By Marcus Leach
The recent bad weather experienced in the UK looks set to have caused a longer lasting effect than just flooding, with food prices set to rise.
The National Farmers' Union (NFU) said wheat yields in England were down by almost 15% on the five-year average, with productivity down to 1980s levels, due to the rain.
With the opposite problem, severe drought, in the US, causing a rise in grain costs, food prices have already started to increase, according to the British Retail Consortium (BRC).
“The poor UK harvest compounds a series of challenging weather events for farmers around the world, most notably drought in North America," Chief combinable crops adviser Guy Gagen said.
"The resulting tight supplies of many feed grains have driven up the prices of agricultural commodities around the world.

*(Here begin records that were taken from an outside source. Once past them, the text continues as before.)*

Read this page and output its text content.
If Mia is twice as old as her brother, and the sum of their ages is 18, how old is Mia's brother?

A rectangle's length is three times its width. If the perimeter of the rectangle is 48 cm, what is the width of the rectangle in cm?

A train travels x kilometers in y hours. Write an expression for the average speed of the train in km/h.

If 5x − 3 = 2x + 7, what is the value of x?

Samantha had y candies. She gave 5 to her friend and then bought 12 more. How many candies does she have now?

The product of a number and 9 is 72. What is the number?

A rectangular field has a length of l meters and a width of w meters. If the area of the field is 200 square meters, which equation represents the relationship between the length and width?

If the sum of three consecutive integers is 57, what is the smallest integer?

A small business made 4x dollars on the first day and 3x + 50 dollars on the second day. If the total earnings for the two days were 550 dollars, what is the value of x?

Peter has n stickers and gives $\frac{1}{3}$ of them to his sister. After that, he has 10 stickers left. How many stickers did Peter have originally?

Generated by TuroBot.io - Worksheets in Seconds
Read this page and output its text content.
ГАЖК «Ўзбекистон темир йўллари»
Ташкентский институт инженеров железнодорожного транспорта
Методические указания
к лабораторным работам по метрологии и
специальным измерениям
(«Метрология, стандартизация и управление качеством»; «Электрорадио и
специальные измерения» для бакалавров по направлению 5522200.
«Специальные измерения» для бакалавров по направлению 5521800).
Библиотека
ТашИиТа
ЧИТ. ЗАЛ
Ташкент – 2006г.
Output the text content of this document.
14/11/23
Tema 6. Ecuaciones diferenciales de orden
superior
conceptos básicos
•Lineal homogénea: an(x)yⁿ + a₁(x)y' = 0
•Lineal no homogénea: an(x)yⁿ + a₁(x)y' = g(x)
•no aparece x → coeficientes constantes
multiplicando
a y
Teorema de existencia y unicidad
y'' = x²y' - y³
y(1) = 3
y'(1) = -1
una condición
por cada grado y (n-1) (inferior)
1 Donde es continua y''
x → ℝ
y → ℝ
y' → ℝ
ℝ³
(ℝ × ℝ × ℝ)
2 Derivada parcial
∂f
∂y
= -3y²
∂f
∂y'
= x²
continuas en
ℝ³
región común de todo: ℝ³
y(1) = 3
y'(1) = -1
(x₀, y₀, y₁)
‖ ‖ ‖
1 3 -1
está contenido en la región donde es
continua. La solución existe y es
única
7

These UK harvest results will do little to alleviate the global dynamics of commodity prices, with the prospect of relatively high commodity levels through to 2013. Cereals prices impact directly on other sectors, especially pig and poultry farmers who are already struggling with higher feed costs.”
This summer was the second wettest in the UK since records began, Met Office figures indicated. The only summer - defined as June, July and August - which was wetter since national records began was in 1912.
"Whilst retailers are certainly doing all they can to protect customers from the full impact of that, of course some of that inevitably will impact on shop prices," Richard Dodd, of the British Retail Consortium, said.